Born in Lecci, Giovannangeli was raised as a staunch Corsican nationalist. His sister, Marie-France Giovannangeli, was an important figure in the Corsican labour movement, closely intertwined with the nationalist movement, and a co-founder of the Corsican Workers’ Trade Union. Arrested at 19 for his involvement in the National Liberation Front of Corsica, Giovannangeli served 27 months in prison in France and 3 months in Ajaccio.

Giovannangeli was elected mayor of Lecci, his hometown, in 2001. He served in this position until 2014. In 2021, he was elected as a territorial councillor in the Corsican Assembly as part of Femu a Corsica. In the assembly, he served as president of Corsica's economic development commission. After Gilles Simeoni’s resignation in 2026, Giovannangeli was elected president of the Executive Council of Corsica.

== Early life and FLNC service ==
Gilles Giovannangeli was born in January 1965 in the town of Lecci. He and his sister, Marie-France Giovannangeli, were raised as Corsican nationalists.
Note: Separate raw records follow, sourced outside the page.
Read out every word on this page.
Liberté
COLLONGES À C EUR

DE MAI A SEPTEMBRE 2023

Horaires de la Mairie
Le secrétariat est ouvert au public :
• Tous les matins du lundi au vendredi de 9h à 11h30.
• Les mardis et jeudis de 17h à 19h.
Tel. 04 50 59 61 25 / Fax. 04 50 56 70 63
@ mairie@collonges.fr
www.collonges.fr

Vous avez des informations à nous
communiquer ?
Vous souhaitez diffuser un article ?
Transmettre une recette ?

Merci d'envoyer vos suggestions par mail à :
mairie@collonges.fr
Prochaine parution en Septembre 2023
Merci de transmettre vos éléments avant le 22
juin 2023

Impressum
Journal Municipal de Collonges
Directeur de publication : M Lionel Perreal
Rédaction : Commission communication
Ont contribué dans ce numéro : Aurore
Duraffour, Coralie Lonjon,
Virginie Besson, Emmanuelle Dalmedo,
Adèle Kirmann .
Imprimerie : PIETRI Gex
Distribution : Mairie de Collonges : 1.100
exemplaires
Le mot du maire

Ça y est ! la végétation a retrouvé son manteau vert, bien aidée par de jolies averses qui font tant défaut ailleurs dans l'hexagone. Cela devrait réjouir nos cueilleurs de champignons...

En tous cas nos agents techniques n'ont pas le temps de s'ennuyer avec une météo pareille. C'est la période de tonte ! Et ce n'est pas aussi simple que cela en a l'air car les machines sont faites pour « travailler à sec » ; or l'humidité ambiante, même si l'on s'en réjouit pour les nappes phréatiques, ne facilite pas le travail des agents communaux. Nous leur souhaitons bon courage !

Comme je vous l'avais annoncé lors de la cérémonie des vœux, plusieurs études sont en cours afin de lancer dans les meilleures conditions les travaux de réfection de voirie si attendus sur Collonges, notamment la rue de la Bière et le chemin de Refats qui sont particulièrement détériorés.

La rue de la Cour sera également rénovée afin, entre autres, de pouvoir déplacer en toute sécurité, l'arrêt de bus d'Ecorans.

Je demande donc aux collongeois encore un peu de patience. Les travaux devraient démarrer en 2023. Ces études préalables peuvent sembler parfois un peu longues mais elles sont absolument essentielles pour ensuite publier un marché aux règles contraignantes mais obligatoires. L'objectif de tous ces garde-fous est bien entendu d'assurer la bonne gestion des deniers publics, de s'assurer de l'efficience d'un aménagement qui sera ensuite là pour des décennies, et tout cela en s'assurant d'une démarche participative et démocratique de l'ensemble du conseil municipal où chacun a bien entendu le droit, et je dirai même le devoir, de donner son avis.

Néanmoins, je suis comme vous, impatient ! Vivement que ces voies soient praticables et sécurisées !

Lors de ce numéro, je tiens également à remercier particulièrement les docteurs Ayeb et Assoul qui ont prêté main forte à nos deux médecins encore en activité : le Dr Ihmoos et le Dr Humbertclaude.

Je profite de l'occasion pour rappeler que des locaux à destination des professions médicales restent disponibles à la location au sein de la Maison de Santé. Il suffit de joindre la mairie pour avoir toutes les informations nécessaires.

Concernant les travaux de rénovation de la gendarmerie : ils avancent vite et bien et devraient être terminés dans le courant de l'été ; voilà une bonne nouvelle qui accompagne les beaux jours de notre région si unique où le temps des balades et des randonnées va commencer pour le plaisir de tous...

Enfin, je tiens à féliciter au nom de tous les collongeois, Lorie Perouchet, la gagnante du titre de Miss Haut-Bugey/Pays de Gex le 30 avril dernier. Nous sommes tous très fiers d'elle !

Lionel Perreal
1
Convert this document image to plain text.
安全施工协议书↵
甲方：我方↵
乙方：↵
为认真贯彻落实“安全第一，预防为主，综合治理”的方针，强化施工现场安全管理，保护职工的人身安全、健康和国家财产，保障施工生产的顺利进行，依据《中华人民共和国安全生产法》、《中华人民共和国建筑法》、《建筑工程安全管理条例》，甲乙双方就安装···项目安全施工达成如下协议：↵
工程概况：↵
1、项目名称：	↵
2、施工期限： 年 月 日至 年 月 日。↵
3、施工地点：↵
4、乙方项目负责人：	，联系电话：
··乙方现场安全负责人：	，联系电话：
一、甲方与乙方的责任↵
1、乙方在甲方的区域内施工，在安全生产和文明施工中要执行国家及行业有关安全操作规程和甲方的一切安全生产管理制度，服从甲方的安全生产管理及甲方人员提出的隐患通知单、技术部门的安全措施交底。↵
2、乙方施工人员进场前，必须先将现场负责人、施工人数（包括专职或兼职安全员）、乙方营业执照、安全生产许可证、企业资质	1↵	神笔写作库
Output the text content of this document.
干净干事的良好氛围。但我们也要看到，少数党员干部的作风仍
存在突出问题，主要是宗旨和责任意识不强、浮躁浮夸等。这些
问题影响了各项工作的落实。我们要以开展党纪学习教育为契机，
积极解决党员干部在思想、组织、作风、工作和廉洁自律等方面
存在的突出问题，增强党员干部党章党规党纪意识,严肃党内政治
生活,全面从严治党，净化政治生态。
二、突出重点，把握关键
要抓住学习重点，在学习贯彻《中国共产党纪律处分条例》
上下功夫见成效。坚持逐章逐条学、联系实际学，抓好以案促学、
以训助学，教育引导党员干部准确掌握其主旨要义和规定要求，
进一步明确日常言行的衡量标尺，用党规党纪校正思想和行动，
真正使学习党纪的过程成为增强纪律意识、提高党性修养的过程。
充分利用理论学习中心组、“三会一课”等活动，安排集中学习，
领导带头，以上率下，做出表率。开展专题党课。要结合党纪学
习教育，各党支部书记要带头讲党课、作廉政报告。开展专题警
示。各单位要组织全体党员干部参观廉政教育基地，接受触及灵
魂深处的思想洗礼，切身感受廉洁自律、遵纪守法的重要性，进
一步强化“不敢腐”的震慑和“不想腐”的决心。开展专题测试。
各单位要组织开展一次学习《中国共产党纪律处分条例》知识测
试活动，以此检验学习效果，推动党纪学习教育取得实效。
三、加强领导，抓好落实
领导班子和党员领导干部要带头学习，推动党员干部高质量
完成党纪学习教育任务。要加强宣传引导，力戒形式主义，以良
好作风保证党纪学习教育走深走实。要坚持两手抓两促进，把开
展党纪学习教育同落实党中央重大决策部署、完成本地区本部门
Giovannangeli was also an athlete, representing Corsica in cycling events.

Giovannangeli got involved in the National Liberation Front of Corsica shortly after its creation. After a failed bomb attack on a bank in 1984, Giovannangeli was arrested alongside other FLNC militants and incarcerated in Les Beaumettes prison before being transferred to Ajaccio prison. Corsican nationalists campaigned for his release, and he was granted the status of political prisoner by multiple human rights organizations. He was released after 30 months in prison, serving a reduced five-year sentence.

== Political career ==
Giovannangeli was elected mayor of Lecci after the 2001 municipal elections, representing a local regionalist group. He served until 2014, choosing not to run. He was replaced by Georges Gianni of The Republicans.

In 2021, Giovannangeli was included on the list of Femu a Corsica for the 2021 Corsican territorial election. after being elected, he served on the Corsican executive council as president of the water authority and then as president of the Corsican economic development committee.

=== President of the Corsican Executive Committee ===
Giovannangeli was elected president of the Corsican Executive Committee on 4 May 2026, soon after Gilles Simeoni, the previous president, resigned. He received 34 votes from Femu a Corsica and Nazione councillors. His opponent, Jean-Martin Mondolini, member of U Soffiu Novu, the right-wing opposition in the Corsican assembly, got 15 votes. Core in Fronte, left-wing separatists, chose not to participate in the elections.

Simeoni remains in his cabinet, working to secure Corsican autonomy in the face of a Corsican autonomy bill moving through the national assembly, which would grant Corsica constitutionally recognised autonomy.